The body has a high capacity to adapt to stressful situations that can take various forms. Regardless of the stressors we throw its way, the body has an amazing capacity to react to them and recover normal functionality. However, without the support it needs on a constant basis to overcome stressful situations, even the body can show signs of breakdown, and wear and tear. The effects of chronic stress are well-documented. High levels of constant stress are bad for the body and diminish health. The nature of stressors can be in the form of physical stress or mental and emotional stress. Any of these types of stressors can trigger the body’s stress response. The ability of the body to cope with stress determines the level of health in any individual.

The body’s stress response can be divided into three general phases in accordance with the work of the stress researcher Hans Selye. These three phases of the stress response include the alarm phase, the resistance phase, and the exhaustion phase. The alarm reaction involves what we know as the fight or flight response.

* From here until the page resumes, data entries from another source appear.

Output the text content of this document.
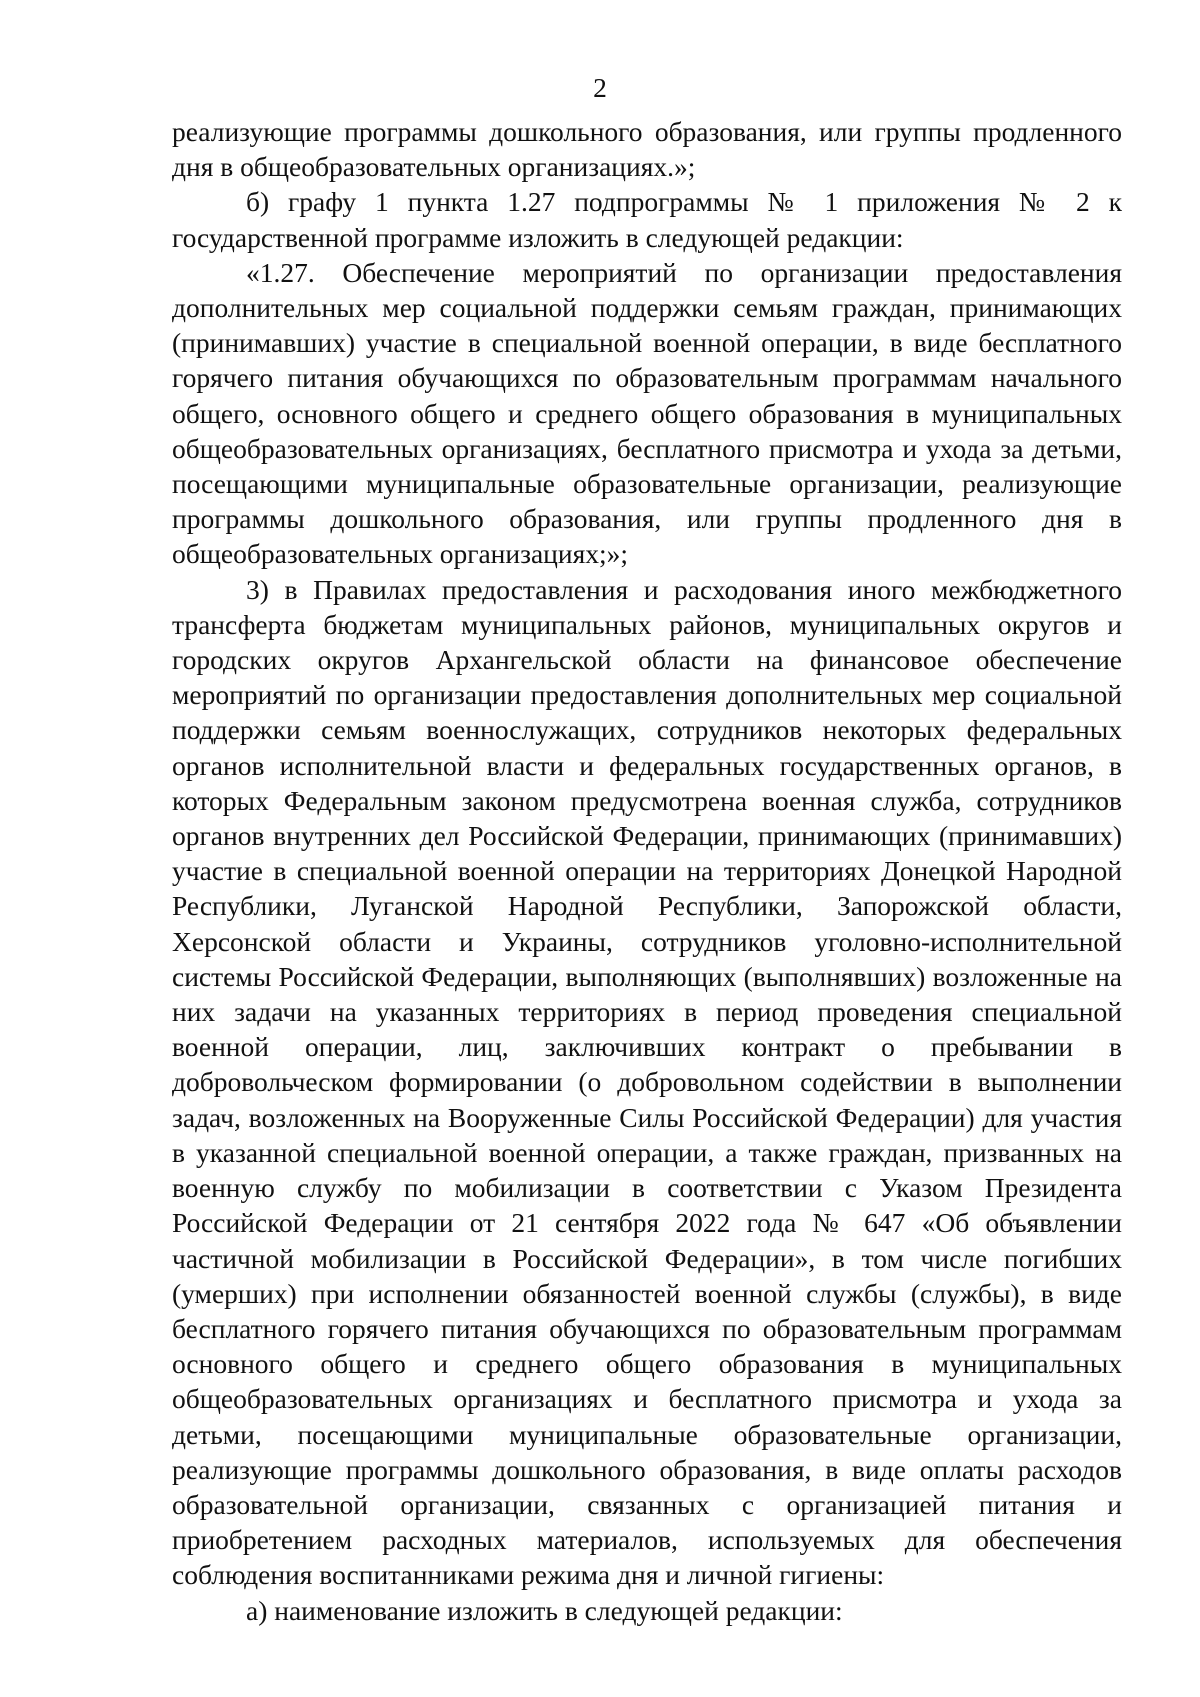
2

реализующие программы дошкольного образования, или группы продленного дня в общеобразовательных организациях.»;

б) графу 1 пункта 1.27 подпрограммы № 1 приложения № 2 к государственной программе изложить в следующей редакции:

«1.27. Обеспечение мероприятий по организации предоставления дополнительных мер социальной поддержки семьям граждан, принимающих (принимавших) участие в специальной военной операции, в виде бесплатного горячего питания обучающихся по образовательным программам начального общего, основного общего и среднего общего образования в муниципальных общеобразовательных организациях, бесплатного присмотра и ухода за детьми, посещающими муниципальные образовательные организации, реализующие программы дошкольного образования, или группы продленного дня в общеобразовательных организациях;»;

3) в Правилах предоставления и расходования иного межбюджетного трансферта бюджетам муниципальных районов, муниципальных округов и городских округов Архангельской области на финансовое обеспечение мероприятий по организации предоставления дополнительных мер социальной поддержки семьям военнослужащих, сотрудников некоторых федеральных органов исполнительной власти и федеральных государственных органов, в которых Федеральным законом предусмотрена военная служба, сотрудников органов внутренних дел Российской Федерации, принимающих (принимавших) участие в специальной военной операции на территориях Донецкой Народной Республики, Луганской Народной Республики, Запорожской области, Херсонской области и Украины, сотрудников уголовно-исполнительной системы Российской Федерации, выполняющих (выполнявших) возложенные на них задачи на указанных территориях в период проведения специальной военной операции, лиц, заключивших контракт о пребывании в добровольческом формировании (о добровольном содействии в выполнении задач, возложенных на Вооруженные Силы Российской Федерации) для участия в указанной специальной военной операции, а также граждан, призванных на военную службу по мобилизации в соответствии с Указом Президента Российской Федерации от 21 сентября 2022 года № 647 «Об объявлении частичной мобилизации в Российской Федерации», в том числе погибших (умерших) при исполнении обязанностей военной службы (службы), в виде бесплатного горячего питания обучающихся по образовательным программам основного общего и среднего общего образования в муниципальных общеобразовательных организациях и бесплатного присмотра и ухода за детьми, посещающими муниципальные образовательные организации, реализующие программы дошкольного образования, в виде оплаты расходов образовательной организации, связанных с организацией питания и приобретением расходных материалов, используемых для обеспечения соблюдения воспитанниками режима дня и личной гигиены:

а) наименование изложить в следующей редакции:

In this acute phase, which is a normal component of the body’s stress response, signals from the pituitary gland cause the adrenal glands to release adrenaline and other stress hormones. This allows the body to maintain a high state of vigilance to quickly react to the stressor it is facing. Heart rate increases as blood is circulated to the peripheral tissues in preparation for quick action. The rate of breathing increases and the supply of oxygen to the brain is increased. Blood sugar also increases in response to perceived need by the muscles.

While this initial phase arms the body for the short haul, the second phase of the stress response prepares the body to cope with extended periods of stress, and is known as the resistance phase. Cortisol and related hormones of the adrenal cortex are responsible for the physiological effects of this phase. The effects of the cortisol response include the conversion of protein into energy so the body has enough energy stores to cope with the depletion of its glucose supply. Other short-term effects of the resistance phase include providing the body with the emotional strength it needs to cope with stress and enhance its ability to perform strenuous work, while promoting a strong immune reaction. Cortisol is quite necessary when the body is faced with acute stressors; yet prolonged elevations in cortisol levels, and hence prolonging the resistance phase, can lead to detrimental health effects.